Fraudulent/unauthorised use of electronic signatures
Just as issues can arise about whether a wet signature was placed on a document by a party, e-contracts are potentially subject to claims that a document was signed electronically without a party’s knowledge or consent.
An example is the case of Williams Group Australia Pty Ltd v Crocker where Mr Crocker was held not to be liable under a personal guarantee which had been signed by affixing an electronic signature to a supplier’s credit application form. The evidence showed that the electronic signature had been affixed by someone at his company’s office in Murwillumbah but that he was not in Murwillumbah at the relevant time. The Court accepted that Mr Crocker had not authorised anyone to affix his electronic signature. The fact that he was aware his password was known to others in the office but had not changed it did not amount to authorisation. Subsequent use of the electronic signing software by Mr Crocker did not amount to ratification of the signature because he had no knowledge of the existence of the guarantee.
Importantly, it is implicit in the decision that had Mr Crocker authorised someone else to affix his signature to the document, he would have been bound by it. It should also be noted that had Mr Crocker affixed his signature to the document, there would have been a permanent electronic record of that. There are therefore potential evidential benefits in using electronic signing tools.
In the context of land sale contracts, the usual correspondence between the parties’ solicitors and the payment of a substantial deposit by the buyer would generally make it difficult for all of the buyers to deny knowledge of the existence of a contract. Practically, the main risk appears to be one buyer affixing the signature of the other without their knowledge. Sellers can mitigate this risk by ensuring an electronic contract is issued to a known and verified email address and that dual factor authentication to the buyer’s mobile phone is used. Where there are multiple buyers it is important that separate email addresses and/or mobile phone numbers are used.
 Property Law Act 1974, s 59. Equivalent provisions exist in all Australian States and Territories.

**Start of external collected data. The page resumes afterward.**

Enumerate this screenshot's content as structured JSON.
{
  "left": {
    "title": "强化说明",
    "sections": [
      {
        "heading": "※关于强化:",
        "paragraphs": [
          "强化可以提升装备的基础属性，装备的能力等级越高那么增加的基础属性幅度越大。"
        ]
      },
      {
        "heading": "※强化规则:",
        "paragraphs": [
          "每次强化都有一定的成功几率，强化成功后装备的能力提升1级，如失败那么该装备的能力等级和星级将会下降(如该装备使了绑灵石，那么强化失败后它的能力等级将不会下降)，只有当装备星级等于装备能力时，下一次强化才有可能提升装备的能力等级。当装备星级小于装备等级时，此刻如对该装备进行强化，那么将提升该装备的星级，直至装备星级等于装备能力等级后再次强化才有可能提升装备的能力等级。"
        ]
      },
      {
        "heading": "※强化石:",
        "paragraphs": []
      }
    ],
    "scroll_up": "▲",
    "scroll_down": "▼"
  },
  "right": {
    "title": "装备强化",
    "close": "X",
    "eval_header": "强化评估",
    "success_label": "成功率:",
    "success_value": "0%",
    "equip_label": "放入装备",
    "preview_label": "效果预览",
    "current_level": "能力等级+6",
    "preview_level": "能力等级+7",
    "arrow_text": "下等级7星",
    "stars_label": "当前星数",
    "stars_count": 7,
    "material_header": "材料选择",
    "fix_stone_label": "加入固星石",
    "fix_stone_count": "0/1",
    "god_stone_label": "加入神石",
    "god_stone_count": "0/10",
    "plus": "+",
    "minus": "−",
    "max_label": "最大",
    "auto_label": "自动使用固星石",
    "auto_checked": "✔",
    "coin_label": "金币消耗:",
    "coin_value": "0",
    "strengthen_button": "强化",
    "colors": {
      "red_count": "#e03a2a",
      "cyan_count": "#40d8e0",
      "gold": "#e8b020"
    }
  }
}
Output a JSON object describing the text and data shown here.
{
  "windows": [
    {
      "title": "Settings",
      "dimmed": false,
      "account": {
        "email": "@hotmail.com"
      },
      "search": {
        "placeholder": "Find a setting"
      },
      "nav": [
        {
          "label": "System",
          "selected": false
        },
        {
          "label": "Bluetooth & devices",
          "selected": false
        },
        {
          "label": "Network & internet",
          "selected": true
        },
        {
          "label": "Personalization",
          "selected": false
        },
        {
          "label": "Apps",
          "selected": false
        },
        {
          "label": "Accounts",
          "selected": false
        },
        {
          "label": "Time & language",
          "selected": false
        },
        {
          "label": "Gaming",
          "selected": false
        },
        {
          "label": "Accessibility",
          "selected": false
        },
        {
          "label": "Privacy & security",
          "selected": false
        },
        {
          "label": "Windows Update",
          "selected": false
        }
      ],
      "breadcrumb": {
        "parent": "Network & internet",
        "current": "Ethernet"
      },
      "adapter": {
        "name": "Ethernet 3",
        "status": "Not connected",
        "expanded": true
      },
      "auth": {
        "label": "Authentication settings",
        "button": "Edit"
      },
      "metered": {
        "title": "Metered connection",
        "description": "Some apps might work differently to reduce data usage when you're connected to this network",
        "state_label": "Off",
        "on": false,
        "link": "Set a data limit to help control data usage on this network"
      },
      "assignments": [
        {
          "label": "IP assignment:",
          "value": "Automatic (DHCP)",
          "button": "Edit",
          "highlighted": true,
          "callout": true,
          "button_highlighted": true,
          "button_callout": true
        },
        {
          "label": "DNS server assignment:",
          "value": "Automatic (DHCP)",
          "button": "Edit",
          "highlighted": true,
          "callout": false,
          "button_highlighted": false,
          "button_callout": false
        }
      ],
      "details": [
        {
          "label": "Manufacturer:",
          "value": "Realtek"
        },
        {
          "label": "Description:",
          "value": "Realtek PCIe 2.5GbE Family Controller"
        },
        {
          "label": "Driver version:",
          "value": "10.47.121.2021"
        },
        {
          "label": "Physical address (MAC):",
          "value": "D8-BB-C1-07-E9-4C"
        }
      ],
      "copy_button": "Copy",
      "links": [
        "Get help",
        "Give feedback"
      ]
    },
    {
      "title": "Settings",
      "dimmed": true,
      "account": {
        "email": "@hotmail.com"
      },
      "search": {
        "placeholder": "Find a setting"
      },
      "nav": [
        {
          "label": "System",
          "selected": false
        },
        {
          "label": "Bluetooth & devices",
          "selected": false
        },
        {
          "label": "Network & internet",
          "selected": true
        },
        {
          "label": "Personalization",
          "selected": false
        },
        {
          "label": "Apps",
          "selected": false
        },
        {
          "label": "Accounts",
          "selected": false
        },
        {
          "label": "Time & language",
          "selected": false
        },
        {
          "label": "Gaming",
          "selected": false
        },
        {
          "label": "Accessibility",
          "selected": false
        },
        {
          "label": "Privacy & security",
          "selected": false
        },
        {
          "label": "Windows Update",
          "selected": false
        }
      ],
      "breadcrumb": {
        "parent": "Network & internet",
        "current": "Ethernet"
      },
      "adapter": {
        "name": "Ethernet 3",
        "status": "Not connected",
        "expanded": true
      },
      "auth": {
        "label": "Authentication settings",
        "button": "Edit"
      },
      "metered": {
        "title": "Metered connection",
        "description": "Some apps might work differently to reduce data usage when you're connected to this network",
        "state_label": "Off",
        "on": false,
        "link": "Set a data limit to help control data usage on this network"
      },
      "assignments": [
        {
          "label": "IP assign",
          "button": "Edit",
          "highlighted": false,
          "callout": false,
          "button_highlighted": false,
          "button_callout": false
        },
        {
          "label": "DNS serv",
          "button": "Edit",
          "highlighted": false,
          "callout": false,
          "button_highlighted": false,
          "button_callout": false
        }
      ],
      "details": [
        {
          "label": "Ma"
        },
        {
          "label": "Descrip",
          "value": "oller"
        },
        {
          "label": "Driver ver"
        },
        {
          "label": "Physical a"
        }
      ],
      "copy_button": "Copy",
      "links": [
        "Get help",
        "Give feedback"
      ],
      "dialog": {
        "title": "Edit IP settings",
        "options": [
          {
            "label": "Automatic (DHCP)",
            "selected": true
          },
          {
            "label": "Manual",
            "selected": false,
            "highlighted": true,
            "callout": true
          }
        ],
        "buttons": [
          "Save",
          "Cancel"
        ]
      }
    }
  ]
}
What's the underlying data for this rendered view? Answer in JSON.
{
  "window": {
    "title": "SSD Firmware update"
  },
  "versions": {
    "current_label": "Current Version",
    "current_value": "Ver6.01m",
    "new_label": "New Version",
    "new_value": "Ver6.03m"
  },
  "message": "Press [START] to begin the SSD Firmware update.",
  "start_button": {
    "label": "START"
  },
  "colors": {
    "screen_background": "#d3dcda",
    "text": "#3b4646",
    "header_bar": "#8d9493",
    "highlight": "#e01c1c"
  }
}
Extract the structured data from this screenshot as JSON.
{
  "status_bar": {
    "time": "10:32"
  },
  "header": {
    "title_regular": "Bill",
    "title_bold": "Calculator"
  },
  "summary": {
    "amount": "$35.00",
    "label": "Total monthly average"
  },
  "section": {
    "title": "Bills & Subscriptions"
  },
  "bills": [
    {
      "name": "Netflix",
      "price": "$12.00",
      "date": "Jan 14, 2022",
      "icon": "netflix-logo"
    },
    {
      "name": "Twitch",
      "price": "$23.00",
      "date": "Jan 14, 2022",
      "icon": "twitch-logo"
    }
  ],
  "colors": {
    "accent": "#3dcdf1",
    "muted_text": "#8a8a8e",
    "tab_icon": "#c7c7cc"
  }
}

 Hanna v Gippsreal Ltd  QSC 106; Supangat v Byrnes  QCA 176; Stellard Pty Ltd v North Queensland Fuel Pty Ltd  QSC 119
 Electronic Transactions (Queensland) Act 2001, s 14
 With a paper contract, where ‘wet’ signatures are used, a seller dealing with a company is able to rely on section 129 of the Corporations Act 2001. This essentially provides that, if a document is signed by 2 directors or a director and secretary (or, where applicable, the sole director and secretary), the company is bound by the document and the party dealing with the company is not required to establish that the signatories have been properly appointed or that the transaction has been properly authorised. However there is uncertainty about whether an electronic signature is a signature for the purpose of s129 because the Electronic Transactions Act 1999 (Cth) which deems a document signed electronically to be signed does not apply to the Corporations Act 2001.
 The position in New South Wales has been altered by legislation and electronic deeds, governed by the law of NSW will be legally enforceable.